A $10 Salad?

This weekend, my husband, Jeff, and I went on a kayaking/bird watching tour with some friends. On the way home we stopped at a restaurant on the river for some lunch. I’m not much of a burger or fried fish eater, so I ordered a salad. Jeff warned me against it, since I have a salad at home almost every day. But the description looked delicious.  It was something like this:

Fresh mixed greens with strawberries and carmelized onions, dressed with a strawberry and yogurt vinaigrette, topped with Chevre – $9.95.

This was a late lunch, and I’d had an early breakfast before the trip. I was on the hungry side. In fact Jeff’s arm was starting to look tasty. So when the salad arrived, I was disappointed. It was a very small portion, there was one strawberry and a sliver of carmelized onion. The ingredients were fresh and of high quality. It just wasn’t $10 worth of salad.

The USDA Economic Research Service reported that in 2012, food prepared away from home, i.e., restaurant food, whether take out or sit-down, represented 43.1% of average household spending on food.
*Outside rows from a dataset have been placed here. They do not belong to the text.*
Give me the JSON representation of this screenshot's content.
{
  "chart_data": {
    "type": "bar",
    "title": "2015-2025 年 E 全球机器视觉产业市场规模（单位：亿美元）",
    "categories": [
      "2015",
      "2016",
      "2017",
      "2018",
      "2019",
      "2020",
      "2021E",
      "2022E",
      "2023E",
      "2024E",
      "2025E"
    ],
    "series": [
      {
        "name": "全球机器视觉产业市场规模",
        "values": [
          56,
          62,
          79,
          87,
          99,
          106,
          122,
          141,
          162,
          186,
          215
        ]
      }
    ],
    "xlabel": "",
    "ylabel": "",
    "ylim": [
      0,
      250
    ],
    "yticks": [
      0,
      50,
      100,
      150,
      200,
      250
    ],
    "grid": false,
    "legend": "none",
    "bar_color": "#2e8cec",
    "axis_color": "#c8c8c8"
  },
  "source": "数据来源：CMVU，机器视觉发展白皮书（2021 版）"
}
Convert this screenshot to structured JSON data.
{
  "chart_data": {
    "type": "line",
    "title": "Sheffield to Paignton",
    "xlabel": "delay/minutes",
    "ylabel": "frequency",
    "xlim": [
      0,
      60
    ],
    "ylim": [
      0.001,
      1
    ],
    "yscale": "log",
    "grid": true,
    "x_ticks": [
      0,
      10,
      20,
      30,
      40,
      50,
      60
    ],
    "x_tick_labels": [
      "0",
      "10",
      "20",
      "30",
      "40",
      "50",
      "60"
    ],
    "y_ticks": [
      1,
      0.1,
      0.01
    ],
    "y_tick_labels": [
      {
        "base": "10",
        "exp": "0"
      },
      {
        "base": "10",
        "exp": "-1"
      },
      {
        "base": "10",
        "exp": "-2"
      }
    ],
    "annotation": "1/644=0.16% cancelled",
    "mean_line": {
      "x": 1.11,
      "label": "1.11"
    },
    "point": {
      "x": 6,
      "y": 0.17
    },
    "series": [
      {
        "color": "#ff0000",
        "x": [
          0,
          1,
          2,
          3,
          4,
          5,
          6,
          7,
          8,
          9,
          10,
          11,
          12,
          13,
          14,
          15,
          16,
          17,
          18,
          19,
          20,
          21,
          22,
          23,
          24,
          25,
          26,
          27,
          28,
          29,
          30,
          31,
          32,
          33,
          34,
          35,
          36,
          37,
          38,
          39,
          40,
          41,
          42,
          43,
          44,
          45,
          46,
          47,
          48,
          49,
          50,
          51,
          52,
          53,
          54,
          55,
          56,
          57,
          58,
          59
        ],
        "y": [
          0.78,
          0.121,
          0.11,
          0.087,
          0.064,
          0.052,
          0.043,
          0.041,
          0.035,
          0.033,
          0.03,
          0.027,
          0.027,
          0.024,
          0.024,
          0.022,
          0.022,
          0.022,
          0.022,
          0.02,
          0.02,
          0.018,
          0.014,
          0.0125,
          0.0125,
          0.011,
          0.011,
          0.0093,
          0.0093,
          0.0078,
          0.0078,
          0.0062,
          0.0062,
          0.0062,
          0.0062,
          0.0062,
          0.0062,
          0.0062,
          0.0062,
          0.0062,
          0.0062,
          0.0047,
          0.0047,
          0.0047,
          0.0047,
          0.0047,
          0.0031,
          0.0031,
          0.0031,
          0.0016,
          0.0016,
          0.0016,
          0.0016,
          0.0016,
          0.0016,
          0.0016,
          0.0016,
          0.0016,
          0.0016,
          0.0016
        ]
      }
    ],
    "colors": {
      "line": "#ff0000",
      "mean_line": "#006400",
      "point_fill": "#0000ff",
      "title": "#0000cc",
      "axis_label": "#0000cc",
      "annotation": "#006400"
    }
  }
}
That is up from 25.9% in 1970. In 2014, the NPD Group, a market research firm, reported that the average american ate food from a restaurant 191 times per year.That’s more than three and half times per week.
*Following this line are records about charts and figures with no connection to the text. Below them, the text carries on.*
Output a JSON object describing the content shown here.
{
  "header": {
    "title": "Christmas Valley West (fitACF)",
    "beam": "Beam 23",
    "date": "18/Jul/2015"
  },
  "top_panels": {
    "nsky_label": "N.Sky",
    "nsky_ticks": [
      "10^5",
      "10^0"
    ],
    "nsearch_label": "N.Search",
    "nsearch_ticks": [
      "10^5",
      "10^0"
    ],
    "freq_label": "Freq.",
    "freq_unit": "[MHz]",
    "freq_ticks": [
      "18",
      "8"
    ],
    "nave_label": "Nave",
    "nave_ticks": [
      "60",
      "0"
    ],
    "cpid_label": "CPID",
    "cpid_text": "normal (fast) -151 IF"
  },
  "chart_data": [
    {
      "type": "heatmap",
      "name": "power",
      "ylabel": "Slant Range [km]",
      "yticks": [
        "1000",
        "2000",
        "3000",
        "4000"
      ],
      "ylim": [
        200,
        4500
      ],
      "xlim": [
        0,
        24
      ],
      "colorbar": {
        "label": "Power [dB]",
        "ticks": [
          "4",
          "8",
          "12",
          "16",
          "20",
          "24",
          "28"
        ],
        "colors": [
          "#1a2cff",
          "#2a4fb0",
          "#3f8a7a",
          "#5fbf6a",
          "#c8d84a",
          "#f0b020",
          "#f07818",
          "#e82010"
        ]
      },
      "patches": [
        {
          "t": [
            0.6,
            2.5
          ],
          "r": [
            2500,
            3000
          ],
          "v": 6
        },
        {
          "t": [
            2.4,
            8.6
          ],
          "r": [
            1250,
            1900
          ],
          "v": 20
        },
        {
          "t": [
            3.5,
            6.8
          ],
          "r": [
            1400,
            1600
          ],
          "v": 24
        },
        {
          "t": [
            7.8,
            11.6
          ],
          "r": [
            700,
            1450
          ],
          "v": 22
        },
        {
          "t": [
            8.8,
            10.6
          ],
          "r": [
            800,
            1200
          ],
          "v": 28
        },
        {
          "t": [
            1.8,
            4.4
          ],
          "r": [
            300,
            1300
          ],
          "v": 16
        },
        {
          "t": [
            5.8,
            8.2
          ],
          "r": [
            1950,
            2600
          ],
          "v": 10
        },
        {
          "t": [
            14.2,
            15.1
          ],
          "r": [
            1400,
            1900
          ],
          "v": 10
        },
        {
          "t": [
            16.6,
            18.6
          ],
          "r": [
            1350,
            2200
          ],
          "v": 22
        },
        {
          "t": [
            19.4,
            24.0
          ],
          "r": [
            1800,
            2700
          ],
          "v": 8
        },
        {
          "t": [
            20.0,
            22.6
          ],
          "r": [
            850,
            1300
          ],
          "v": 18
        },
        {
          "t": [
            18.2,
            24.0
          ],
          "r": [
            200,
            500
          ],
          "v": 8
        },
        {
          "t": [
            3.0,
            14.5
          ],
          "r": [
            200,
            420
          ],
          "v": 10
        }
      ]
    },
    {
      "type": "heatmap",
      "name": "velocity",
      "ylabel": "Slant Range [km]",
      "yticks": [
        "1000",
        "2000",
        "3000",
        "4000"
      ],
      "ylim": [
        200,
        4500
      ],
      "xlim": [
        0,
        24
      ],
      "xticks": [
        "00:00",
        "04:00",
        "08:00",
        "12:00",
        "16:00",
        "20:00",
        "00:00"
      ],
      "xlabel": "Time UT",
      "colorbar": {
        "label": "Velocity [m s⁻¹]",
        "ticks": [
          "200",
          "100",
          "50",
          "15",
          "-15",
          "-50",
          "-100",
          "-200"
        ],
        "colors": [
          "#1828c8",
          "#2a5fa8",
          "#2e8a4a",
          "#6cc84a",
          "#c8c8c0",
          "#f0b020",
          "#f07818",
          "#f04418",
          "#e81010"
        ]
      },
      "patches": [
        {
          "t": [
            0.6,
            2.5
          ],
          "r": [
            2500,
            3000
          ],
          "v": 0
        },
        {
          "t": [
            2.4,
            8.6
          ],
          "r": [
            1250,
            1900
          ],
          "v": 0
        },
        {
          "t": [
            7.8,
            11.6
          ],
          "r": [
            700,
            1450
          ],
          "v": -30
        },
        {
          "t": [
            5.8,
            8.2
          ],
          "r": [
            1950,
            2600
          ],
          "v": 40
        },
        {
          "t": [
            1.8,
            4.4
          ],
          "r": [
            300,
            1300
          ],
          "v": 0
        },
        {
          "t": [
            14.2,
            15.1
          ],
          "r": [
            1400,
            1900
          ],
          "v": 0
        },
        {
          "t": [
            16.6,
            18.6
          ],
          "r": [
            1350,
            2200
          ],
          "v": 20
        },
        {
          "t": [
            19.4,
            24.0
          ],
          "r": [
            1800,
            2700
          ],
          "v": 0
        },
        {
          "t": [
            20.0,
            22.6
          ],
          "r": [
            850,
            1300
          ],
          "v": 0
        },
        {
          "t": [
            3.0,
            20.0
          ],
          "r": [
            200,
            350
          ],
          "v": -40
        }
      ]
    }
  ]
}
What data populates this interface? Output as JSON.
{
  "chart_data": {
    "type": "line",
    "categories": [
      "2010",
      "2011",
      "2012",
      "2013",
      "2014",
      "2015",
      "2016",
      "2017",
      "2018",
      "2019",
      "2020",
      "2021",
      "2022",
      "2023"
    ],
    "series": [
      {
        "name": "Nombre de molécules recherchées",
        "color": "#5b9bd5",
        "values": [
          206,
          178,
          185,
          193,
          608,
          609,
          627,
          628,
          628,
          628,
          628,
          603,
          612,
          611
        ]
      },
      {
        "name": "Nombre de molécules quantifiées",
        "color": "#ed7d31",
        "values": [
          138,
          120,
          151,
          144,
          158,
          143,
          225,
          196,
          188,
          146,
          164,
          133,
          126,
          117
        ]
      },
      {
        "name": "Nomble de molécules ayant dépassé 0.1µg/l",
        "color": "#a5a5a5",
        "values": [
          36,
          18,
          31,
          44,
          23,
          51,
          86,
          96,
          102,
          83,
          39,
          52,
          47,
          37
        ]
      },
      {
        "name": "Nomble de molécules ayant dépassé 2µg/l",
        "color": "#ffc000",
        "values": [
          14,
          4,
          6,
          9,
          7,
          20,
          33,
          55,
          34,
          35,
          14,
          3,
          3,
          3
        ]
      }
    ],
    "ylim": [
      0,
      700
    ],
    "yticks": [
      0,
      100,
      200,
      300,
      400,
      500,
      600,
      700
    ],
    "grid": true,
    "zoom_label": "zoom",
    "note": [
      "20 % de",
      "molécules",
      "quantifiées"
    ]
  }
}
Eating out is expensive. One of the easiest ways to save money is to eat out less often. Let’s compare salads. The salad in the photo is the salad Jeff made for me the day after our kayaking trip (I told you I eat a lot of salads). It had spinach, cabbage, celery, bell peppers, cherry tomatoes, cucumbers, carrots, Kalamata olives and Feta cheese. The cost to make this salad at home was about $4.00. We saved more than half over the $10 restaurant salad, and we got about two and a half times the food. Plus it was every bit as lovely as a restaurant salad.
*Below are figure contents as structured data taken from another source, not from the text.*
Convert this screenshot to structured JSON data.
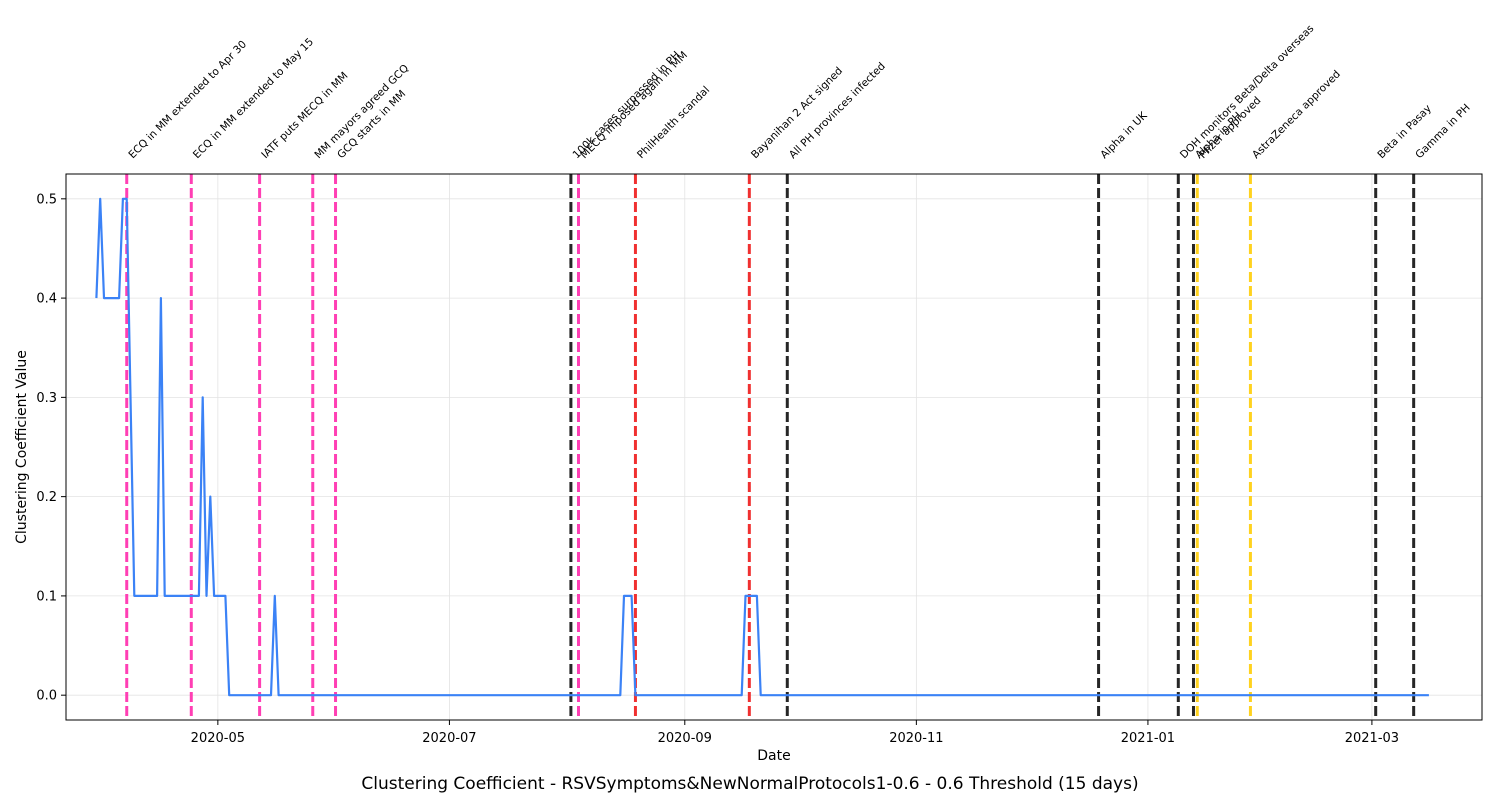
{
  "chart_data": {
    "type": "line",
    "title": "Clustering Coefficient - RSVSymptoms&NewNormalProtocols1-0.6 - 0.6 Threshold (15 days)",
    "xlabel": "Date",
    "ylabel": "Clustering Coefficient Value",
    "xlim": [
      "2020-03-22",
      "2021-03-30"
    ],
    "ylim": [
      -0.025,
      0.525
    ],
    "grid": true,
    "x_ticks": [
      "2020-05",
      "2020-07",
      "2020-09",
      "2020-11",
      "2021-01",
      "2021-03"
    ],
    "y_ticks": [
      "0.0",
      "0.1",
      "0.2",
      "0.3",
      "0.4",
      "0.5"
    ],
    "line_color": "#3b82f6",
    "series": [
      {
        "points": [
          [
            "2020-03-30",
            0.4
          ],
          [
            "2020-03-31",
            0.5
          ],
          [
            "2020-04-01",
            0.4
          ],
          [
            "2020-04-05",
            0.4
          ],
          [
            "2020-04-06",
            0.5
          ],
          [
            "2020-04-07",
            0.5
          ],
          [
            "2020-04-09",
            0.1
          ],
          [
            "2020-04-15",
            0.1
          ],
          [
            "2020-04-16",
            0.4
          ],
          [
            "2020-04-17",
            0.1
          ],
          [
            "2020-04-26",
            0.1
          ],
          [
            "2020-04-27",
            0.3
          ],
          [
            "2020-04-28",
            0.1
          ],
          [
            "2020-04-29",
            0.2
          ],
          [
            "2020-04-30",
            0.1
          ],
          [
            "2020-05-03",
            0.1
          ],
          [
            "2020-05-04",
            0.0
          ],
          [
            "2020-05-15",
            0.0
          ],
          [
            "2020-05-16",
            0.1
          ],
          [
            "2020-05-17",
            0.0
          ],
          [
            "2020-08-15",
            0.0
          ],
          [
            "2020-08-16",
            0.1
          ],
          [
            "2020-08-18",
            0.1
          ],
          [
            "2020-08-19",
            0.0
          ],
          [
            "2020-09-16",
            0.0
          ],
          [
            "2020-09-17",
            0.1
          ],
          [
            "2020-09-20",
            0.1
          ],
          [
            "2020-09-21",
            0.0
          ],
          [
            "2021-03-16",
            0.0
          ]
        ]
      }
    ],
    "events": [
      {
        "date": "2020-04-07",
        "label": "ECQ in MM extended to Apr 30",
        "color": "#ff3fb4"
      },
      {
        "date": "2020-04-24",
        "label": "ECQ in MM extended to May 15",
        "color": "#ff3fb4"
      },
      {
        "date": "2020-05-12",
        "label": "IATF puts MECQ in MM",
        "color": "#ff3fb4"
      },
      {
        "date": "2020-05-26",
        "label": "MM mayors agreed GCQ",
        "color": "#ff3fb4"
      },
      {
        "date": "2020-06-01",
        "label": "GCQ starts in MM",
        "color": "#ff3fb4"
      },
      {
        "date": "2020-08-02",
        "label": "100k cases surpassed in PH",
        "color": "#262626"
      },
      {
        "date": "2020-08-04",
        "label": "MECQ imposed again in MM",
        "color": "#ff3fb4"
      },
      {
        "date": "2020-08-19",
        "label": "PhilHealth scandal",
        "color": "#f03030"
      },
      {
        "date": "2020-09-18",
        "label": "Bayanihan 2 Act signed",
        "color": "#f03030"
      },
      {
        "date": "2020-09-28",
        "label": "All PH provinces infected",
        "color": "#262626"
      },
      {
        "date": "2020-12-19",
        "label": "Alpha in UK",
        "color": "#262626"
      },
      {
        "date": "2021-01-09",
        "label": "DOH monitors Beta/Delta overseas",
        "color": "#262626"
      },
      {
        "date": "2021-01-13",
        "label": "Alpha in PH",
        "color": "#262626"
      },
      {
        "date": "2021-01-14",
        "label": "Pfizer approved",
        "color": "#ffd21f"
      },
      {
        "date": "2021-01-28",
        "label": "AstraZeneca approved",
        "color": "#ffd21f"
      },
      {
        "date": "2021-03-02",
        "label": "Beta in Pasay",
        "color": "#262626"
      },
      {
        "date": "2021-03-12",
        "label": "Gamma in PH",
        "color": "#262626"
      }
    ]
  }
}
Most people eat out for social or convenience reasons.  Dining out socially is great, provided you have the budget for it, but dining out for convenience is a waste of time and money. Even social gatherings can be less costly and just as fun if you gather together in your or a friend’s home with everyone bringing a dish or drinks. With a little planning you can have great food for less money and no more time.  From time to time, I’ll share a dish that we’ve made at home and compare the value of make at home versus buying already prepared.  If you have a dish or recipe you’d like to share send it along.